Latham did not respond to a question on Monday, and the last time he issued a comment to Crikey was in October last year when he defended his plan to quit and run again as “seeking reelection, which is an expression of public trust” (while also adding in a text message: “I’ve got no interest in Crikey“). 

The move meant Latham doesn’t have to stand for reelection again until 2031, while Roberts and Mihailuk will face voters in 2027. 

Latham defended the March results in his Monday statement, saying his state wing’s “6% result was still 2% ahead of the NSW Senate result last year in a campaign Hanson herself headed”.

“In Queensland, Hanson’s Senate vote fell by 3% and she only just scrapped in for reelection,” Latham wrote. “If she is worried about under-performance, her best solution is to buy a mirror.”

According to Green, One Nation’s NSW upper house vote declined from 6.9% in 2019 to 5.9% this year, better than Hanson’s NSW result in 2022 (4.1%) and 2019 (5%). 

It appears Latham and Hanson’s relationship had deteriorated long before Monday.

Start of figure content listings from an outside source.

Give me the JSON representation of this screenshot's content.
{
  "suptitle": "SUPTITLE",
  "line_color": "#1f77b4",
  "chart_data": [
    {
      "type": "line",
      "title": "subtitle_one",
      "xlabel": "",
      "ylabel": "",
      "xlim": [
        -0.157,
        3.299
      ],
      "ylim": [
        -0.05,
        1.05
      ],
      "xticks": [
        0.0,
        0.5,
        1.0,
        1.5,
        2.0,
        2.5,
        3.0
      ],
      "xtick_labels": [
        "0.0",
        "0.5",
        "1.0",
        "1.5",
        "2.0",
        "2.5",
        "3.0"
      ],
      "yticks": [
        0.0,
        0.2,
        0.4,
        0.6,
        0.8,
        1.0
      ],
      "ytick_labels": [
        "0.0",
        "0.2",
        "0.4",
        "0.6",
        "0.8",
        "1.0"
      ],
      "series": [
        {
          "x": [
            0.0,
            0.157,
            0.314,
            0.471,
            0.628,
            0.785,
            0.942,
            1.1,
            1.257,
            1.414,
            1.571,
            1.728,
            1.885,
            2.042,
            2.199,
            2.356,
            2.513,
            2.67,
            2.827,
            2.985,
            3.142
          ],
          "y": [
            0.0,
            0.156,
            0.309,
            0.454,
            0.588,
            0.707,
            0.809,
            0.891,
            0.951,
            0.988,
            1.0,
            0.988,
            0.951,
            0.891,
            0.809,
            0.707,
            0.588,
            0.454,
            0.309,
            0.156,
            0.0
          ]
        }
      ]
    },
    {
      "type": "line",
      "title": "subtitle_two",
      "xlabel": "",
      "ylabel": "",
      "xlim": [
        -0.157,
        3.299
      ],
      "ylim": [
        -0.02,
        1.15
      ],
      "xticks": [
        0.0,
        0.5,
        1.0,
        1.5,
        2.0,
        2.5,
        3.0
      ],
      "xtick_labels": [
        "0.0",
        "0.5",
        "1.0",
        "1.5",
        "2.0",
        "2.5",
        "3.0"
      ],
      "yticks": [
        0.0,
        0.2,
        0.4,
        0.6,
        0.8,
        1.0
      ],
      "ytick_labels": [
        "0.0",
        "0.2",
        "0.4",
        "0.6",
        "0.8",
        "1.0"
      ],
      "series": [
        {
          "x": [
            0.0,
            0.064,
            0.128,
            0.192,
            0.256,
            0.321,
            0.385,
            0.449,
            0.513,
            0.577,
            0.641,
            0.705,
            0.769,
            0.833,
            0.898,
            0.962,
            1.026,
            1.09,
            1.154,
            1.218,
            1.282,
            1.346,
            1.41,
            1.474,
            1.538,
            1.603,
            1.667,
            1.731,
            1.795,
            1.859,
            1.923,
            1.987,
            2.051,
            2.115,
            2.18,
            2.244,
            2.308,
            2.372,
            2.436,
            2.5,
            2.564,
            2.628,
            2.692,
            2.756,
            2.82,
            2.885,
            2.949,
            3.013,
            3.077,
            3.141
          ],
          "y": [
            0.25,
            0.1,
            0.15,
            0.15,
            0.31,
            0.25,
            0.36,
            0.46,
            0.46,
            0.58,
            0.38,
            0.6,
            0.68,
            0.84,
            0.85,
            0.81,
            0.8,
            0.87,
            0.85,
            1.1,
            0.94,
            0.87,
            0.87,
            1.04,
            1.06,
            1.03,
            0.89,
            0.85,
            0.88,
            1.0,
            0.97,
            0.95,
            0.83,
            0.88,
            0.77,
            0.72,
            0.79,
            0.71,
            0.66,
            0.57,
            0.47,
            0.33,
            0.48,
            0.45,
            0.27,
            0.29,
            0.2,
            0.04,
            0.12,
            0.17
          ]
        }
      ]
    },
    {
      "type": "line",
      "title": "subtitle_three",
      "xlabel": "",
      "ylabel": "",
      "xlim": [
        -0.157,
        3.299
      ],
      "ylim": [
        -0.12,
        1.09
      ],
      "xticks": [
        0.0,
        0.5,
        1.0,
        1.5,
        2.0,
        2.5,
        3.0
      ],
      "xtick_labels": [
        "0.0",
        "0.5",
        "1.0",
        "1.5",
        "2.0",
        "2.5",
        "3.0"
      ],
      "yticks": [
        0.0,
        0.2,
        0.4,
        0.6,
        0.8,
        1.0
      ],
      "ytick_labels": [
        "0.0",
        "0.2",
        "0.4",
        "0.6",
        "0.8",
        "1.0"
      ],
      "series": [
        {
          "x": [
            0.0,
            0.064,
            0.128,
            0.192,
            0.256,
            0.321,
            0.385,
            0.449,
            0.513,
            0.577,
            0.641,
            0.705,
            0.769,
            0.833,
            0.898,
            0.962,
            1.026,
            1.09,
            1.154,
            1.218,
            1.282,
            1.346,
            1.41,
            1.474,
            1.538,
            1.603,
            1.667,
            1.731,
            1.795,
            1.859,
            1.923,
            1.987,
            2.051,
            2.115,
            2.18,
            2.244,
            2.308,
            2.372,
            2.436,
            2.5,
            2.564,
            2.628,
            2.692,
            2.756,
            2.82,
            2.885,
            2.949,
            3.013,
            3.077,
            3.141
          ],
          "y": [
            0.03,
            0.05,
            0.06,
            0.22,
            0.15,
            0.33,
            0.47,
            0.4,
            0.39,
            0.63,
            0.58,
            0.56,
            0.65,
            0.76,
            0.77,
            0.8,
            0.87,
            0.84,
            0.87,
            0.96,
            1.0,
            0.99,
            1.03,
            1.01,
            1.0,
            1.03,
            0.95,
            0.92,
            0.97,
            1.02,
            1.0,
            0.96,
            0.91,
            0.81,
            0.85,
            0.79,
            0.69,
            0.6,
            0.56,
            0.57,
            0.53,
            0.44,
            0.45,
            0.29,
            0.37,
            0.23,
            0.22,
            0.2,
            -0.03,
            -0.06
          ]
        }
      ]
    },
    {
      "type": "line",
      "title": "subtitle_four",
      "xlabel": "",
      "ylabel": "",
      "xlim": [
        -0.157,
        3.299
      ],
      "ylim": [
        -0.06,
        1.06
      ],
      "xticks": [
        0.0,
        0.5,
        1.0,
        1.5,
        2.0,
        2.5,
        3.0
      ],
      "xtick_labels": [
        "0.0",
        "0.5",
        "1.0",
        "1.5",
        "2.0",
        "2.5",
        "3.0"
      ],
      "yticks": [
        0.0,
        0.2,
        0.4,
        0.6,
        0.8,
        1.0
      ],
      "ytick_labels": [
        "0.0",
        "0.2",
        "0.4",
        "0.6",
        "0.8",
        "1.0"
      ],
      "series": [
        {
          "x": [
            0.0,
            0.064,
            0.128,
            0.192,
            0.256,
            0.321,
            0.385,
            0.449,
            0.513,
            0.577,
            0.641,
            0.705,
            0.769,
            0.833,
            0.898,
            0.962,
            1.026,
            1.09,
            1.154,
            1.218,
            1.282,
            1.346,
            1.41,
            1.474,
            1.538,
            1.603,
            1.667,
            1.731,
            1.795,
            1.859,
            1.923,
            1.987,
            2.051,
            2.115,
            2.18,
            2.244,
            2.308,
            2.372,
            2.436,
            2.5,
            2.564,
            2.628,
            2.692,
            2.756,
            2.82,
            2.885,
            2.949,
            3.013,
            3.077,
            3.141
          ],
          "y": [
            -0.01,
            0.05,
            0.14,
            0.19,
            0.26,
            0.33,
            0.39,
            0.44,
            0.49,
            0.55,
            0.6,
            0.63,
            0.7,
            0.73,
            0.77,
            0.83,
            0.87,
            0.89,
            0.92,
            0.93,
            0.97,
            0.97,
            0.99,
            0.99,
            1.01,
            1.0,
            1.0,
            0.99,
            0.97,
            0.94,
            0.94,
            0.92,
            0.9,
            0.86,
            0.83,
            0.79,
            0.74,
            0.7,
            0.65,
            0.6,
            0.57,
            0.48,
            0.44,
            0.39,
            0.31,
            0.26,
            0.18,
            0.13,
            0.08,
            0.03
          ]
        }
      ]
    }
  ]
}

In late March, days after the state election, Hanson publicly lambasted Latham for “disgusting” comments he made about a lower house state MP, Alex Greenwich.

Latham, who is being sued for defamation over the comments, has argued that Greenwich’s reputation had not been seriously harmed, and included Hanson’s statement in his Federal Court defence filed last week as an example of “statements of support for Greenwich and criticisms of Latham across politics and the media”.

Hanson said in her response to Latham’s attack on Greenwich that she had “tried to ring Mark a couple of times, to no avail”. It appears their relationship hasn’t improved much since then.

The 10 Network’s NSW gallery reporter Lachlan Kennedy tweeted on Monday: “It has been suggested to me Mark Latham & Pauline Hanson have not spoken in months. He has apparently been refusing calls & requests to meet.”

Latham, whose supporters have raised at least $20,000 for his defamation defence fund, said he would have more to say about the Hanson intervention and alleged party finance issues soon.